O respeito à faixa de pedestre pela concessão de preferência às pessoas que estão atravessando a via é conduta obrigatória prevista em norma jurídica (Código de Trânsito Brasileiro — CTB, artigo 70), sendo inclusive infração gravíssima deixar de dar preferência de passagem ao pedestre que se encontre na faixa a ele destinada (artigo 214, CTB).
Desta feita, o Condepac-DF está reconhecendo como patrimônio cultural imaterial (PCI) uma conduta positivada pela norma jurídica que enuncia um dever a ser seguido de maneira objetiva e obrigatória, sob pena de sanção, isto é, de punição pelo descumprimento da norma.
Spacca |
Dúvida para integrar patrimônio cultural
É justamente por ser um hábito cultural consubstanciado numa norma preceptiva (que obriga/impõe uma conduta) que surge a dúvida sobre a sua adequação jurídica para integrar o patrimônio cultural imaterial (PCI), pois dentre outros requisitos, é preciso assegurar aos detentores de uma prática cultural a liberdade de modificá-la, ou mesmo de não mais praticá-la, o que no caso do respeito à faixa de pedestre não é possível por ser imposta por uma norma coercitiva.
Desta feita, a definição conferida ao PCI pela Unesco em sua convenção, a qual o Brasil é signatário, apresenta como elementos definidores:
a) ser uma prática social que esteja em sintonia com os direitos humanos, promovendo a diversidade e o respeito mútuo;
b) apresente continuidade histórica, sendo transmissível para as gerações futuras.

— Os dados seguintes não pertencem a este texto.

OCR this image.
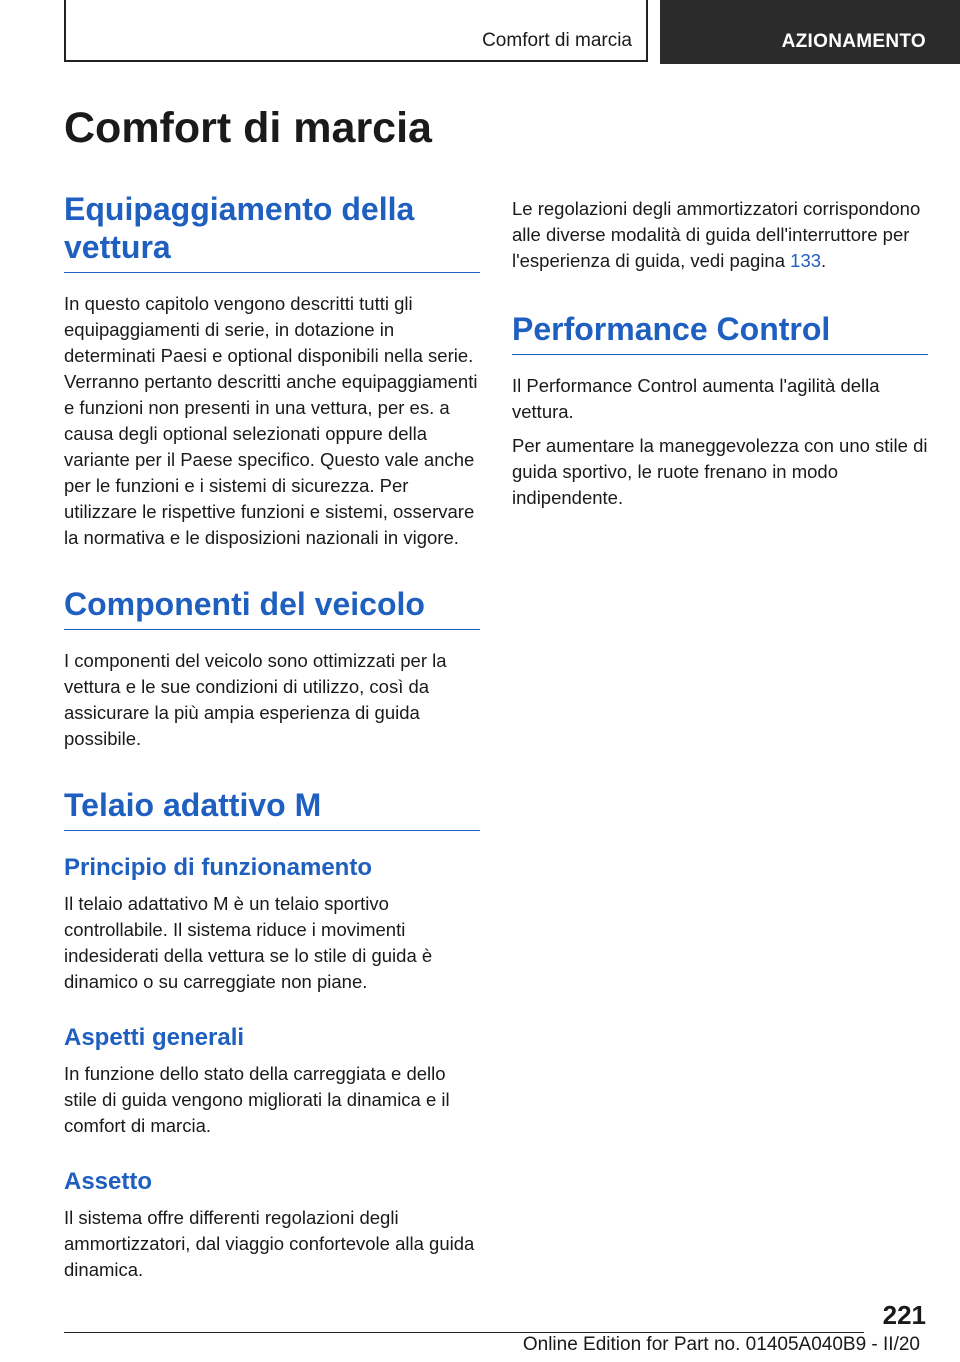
Comfort di marcia	AZIONAMENTO
Comfort di marcia
Equipaggiamento della vettura

In questo capitolo vengono descritti tutti gli equipaggiamenti di serie, in dotazione in determinati Paesi e optional disponibili nella serie. Verranno pertanto descritti anche equipaggiamenti e funzioni non presenti in una vettura, per es. a causa degli optional selezionati oppure della variante per il Paese specifico. Questo vale anche per le funzioni e i sistemi di sicurezza. Per utilizzare le rispettive funzioni e sistemi, osservare la normativa e le disposizioni nazionali in vigore.

Componenti del veicolo

I componenti del veicolo sono ottimizzati per la vettura e le sue condizioni di utilizzo, così da assicurare la più ampia esperienza di guida possibile.

Telaio adattivo M
Principio di funzionamento

Il telaio adattativo M è un telaio sportivo controllabile. Il sistema riduce i movimenti indesiderati della vettura se lo stile di guida è dinamico o su carreggiate non piane.

Aspetti generali

In funzione dello stato della carreggiata e dello stile di guida vengono migliorati la dinamica e il comfort di marcia.

Assetto

Il sistema offre differenti regolazioni degli ammortizzatori, dal viaggio confortevole alla guida dinamica.

Le regolazioni degli ammortizzatori corrispondono alle diverse modalità di guida dell'interruttore per l'esperienza di guida, vedi pagina 133.

Performance Control

Il Performance Control aumenta l'agilità della vettura.

Per aumentare la maneggevolezza con uno stile di guida sportivo, le ruote frenano in modo indipendente.

221
Online Edition for Part no. 01405A040B9 - II/20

Neste ponto, é necessário que haja a possibilidade de ser recriada em função do ambiente, da interação com a natureza e de sua história.
A possibilidade de recriação desta prática cultural e civilizatória de respeito à faixa de pedestre precisa estar presente no bem cultural para o seu reconhecimento como PCI. No entanto, o direito mitiga esta possibilidade quando impõe referida conduta em norma impositiva. Contudo, seria a positivação desta conduta (respeito à faixa de pedestre) um empecilho para o referido reconhecimento como PCI?
A resposta a esta indagação precisa de uma outra indagação, qual seja: saber se é possível outra prática cultural que não a de respeitar a faixa de pedestre pela concessão de preferência às pessoas que estão atravessando a via. No caso, a conduta que a norma jurídica de trânsito impõe não pode ser realizada de outra forma, e nem deixar de ser realizada, pois o desrespeito ou abandono desta prática cultural é incompatível com os direitos humanos, pois colocará em risco a vida das pessoas que transitam nas vias públicas.
Neste sentido, a viabilidade de registro da prática cultural de respeito à faixa de pedestre não encontra obstáculo insuperável na ordem jurídica positivada. E mais, caberá às gerações futuras manter o seu reconhecimento e a sua continuidade histórica. Já no campo da política cultural é preciso realizá-la com seriedade, pois se este ato de reconhecimento permanecer unicamente na esfera formal, da mera concessão do título de patrimônio cultural imaterial do DF, é provável que pouca coisa mude em sua disseminação, que já não seja assegurada pela aplicação das multas de trânsito.
A expectativa é que o Condepac-DF construa um plano de salvaguarda dessa prática cultural e civilizatória com ações e esforços para ampliá-la no seio social, envolvendo a comunidade na sua construção e disseminação. Caso contrário, vamos presenciar apenas mais uma medida de banalização do patrimônio cultural que se preocupa mais em declarar do que em agir.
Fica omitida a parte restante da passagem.